Figure 1. MJO phase 1 pentad composites of anomalous 250-hPa geopotential height, where a pentad denotes a 5-day mean, in this case the average of lag days 0 - 4 following an MJO phase. ERA-I is shown in the upper left, and the candidate model in the upper right. Positive geopotential height anomalies are in red solid contours, and negative anomalies are in blue dashed contours. Contours are plotted every 10 m, and the zero contour is omitted. Anomalies found to be 95% significantly different from zero are dotted. The color shading shows the anomalous tropical precipitation composite during MJO phase 1.

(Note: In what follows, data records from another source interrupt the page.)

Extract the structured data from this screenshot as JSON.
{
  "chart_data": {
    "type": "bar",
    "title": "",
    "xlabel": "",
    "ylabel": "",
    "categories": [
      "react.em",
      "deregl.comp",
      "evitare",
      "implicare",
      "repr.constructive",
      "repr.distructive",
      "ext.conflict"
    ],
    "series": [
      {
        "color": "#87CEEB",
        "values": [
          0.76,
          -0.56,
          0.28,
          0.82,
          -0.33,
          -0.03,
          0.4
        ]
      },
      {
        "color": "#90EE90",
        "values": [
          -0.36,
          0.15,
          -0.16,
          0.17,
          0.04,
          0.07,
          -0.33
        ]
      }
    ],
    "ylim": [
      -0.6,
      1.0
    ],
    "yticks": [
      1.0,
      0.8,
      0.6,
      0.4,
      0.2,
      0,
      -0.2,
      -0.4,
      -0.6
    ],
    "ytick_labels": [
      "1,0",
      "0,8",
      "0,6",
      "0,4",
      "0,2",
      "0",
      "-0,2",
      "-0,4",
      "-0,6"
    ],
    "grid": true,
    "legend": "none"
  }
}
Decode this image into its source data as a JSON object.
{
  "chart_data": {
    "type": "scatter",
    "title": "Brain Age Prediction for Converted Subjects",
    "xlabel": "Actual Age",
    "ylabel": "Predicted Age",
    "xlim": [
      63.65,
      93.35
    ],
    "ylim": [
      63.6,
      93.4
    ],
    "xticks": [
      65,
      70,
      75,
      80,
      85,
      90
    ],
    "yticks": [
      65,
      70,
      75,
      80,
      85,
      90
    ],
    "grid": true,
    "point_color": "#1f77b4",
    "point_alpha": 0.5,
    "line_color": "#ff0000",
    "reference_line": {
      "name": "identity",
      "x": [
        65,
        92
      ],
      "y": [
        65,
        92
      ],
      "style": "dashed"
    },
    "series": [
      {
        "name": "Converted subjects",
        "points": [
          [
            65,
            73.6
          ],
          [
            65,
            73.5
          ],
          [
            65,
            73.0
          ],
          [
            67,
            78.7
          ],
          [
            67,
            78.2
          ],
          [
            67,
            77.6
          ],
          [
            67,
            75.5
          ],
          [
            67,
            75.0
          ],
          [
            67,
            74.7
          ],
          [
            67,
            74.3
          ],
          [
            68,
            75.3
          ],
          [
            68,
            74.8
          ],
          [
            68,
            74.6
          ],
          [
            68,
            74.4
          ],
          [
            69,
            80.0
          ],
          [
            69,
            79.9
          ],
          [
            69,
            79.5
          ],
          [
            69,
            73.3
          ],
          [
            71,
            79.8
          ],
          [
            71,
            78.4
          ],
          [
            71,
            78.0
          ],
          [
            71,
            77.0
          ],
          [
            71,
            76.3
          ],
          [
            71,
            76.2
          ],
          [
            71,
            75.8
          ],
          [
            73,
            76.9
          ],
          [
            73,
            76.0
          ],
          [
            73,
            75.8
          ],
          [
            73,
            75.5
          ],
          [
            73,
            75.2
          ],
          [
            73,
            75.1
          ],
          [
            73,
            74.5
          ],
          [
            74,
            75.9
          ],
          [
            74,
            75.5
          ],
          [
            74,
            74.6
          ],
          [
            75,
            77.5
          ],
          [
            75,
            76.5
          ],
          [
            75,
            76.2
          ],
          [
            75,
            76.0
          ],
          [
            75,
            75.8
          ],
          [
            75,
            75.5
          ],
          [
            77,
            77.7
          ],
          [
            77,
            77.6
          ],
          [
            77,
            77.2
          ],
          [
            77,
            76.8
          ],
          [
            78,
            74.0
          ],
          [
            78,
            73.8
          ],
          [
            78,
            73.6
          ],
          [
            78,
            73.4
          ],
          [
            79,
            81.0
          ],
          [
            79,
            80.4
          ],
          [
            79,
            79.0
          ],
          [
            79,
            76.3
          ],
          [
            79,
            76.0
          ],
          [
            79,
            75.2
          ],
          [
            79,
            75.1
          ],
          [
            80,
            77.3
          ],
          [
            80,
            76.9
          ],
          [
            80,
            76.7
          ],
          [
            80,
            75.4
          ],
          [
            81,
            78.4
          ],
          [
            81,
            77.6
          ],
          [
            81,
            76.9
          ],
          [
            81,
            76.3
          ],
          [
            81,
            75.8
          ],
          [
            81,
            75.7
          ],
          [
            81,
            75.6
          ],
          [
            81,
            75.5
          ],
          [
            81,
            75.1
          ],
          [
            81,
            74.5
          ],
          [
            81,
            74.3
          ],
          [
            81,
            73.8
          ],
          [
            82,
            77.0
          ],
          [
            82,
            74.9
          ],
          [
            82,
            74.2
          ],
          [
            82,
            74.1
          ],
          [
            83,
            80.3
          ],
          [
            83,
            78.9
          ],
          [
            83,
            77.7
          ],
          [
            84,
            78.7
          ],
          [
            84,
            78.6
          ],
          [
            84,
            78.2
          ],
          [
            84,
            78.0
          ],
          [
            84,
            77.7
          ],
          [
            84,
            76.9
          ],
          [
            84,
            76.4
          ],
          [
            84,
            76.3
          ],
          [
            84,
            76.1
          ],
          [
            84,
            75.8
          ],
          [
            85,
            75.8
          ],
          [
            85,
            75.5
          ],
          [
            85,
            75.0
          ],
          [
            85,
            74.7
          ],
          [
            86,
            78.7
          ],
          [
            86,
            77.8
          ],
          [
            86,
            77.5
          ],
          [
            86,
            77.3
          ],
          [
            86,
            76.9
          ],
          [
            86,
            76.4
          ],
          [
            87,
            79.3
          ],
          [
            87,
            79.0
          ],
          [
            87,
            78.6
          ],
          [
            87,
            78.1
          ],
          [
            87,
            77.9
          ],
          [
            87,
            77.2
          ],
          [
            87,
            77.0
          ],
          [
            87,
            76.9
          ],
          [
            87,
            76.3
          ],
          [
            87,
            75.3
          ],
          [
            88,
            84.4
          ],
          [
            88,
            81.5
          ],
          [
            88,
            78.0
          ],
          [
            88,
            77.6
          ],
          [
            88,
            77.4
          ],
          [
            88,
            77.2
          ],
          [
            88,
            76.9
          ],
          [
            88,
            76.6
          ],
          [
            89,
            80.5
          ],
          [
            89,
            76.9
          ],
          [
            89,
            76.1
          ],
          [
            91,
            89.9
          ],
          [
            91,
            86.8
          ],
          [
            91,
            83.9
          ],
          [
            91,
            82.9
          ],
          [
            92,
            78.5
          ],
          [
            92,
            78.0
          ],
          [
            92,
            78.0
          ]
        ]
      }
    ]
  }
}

The diagnostic next assesses teleconnection performance versus measures of basic state fidelity and MJO skill. Figure 2 from Henderson et al (2017) contains two panels, each having MJO teleconnection performance during December-February on the y-axis. In Figure 2a, the x axis represents an MJO skill metric. While Figure 2a shows a relationship between MJO skill and teleconnection performance, even models with a good MJO can have poor teleconnection performance. For only the models assessed to have a sufficiently good MJO, Figure 2b assesses the relationship between teleconnection performance and biases in the North Pacific zonal flow. Plus signs are a measure of the total root mean squared (RMS) error of the 250 hPa zonal flow over the region 15°N – 60°N, 110°E – 120°W, and the filled circle provides a measure of the RMS error in the length of the North Pacific subtropical jet. Both measures are correlated with MJO teleconnection performance, although biases in the jet provides a somewhat better metric (r =-0.7 versus -0.6 for the total RMS). Subsequent analysis showed that models with a jet that extends too far east tend to have degraded teleconnection performance. Model physics appears to play a key role in the extent of the Pacific jet, as was demonstrated by Neelin et al. (2016) in diagnosing projected California precipitation changes between CMIP3 and CMIP5 models into the late 21st Century. The Pod developed here places the candidate model in question into the cloud of other models on Figure 2, with separate links on the POD site for left and right panels of Figure 2.

../_images/mjo_teleconnection_fig2.png

Figure 2. From Henderson et al (2017). December-February teleconnection performance averaged across all MJO phases (y-axis) versus (a) MJO skill (MJO E/W ratio) and (b) the RMS error of the 250-hPa December-February zonal wind. The observed E/W precipitation (GPCP) ratio is provided (dashed line, left panel). The MJO skill is derived as the ratio of eastward to westward power of equatorial precipitation in the 30-60 day, zonal wavenumbers 1-3 band (e.g. Ahn et al. 2017). Teleconnection performance was determined as pattern correlation of North Pacific and North America (15°S - 80°N, 130°E - 60°W) MJO composite 250 hPa geopotential height anomalies between CMIP models and ERA-i reanalysis averaged over all MJO phases. In panel (b), the crosses show the model 250hPa zonal wind RMS error over the full Pacific basin, while the closed circles indicate the longitudinal RMS error of the subtropical jet.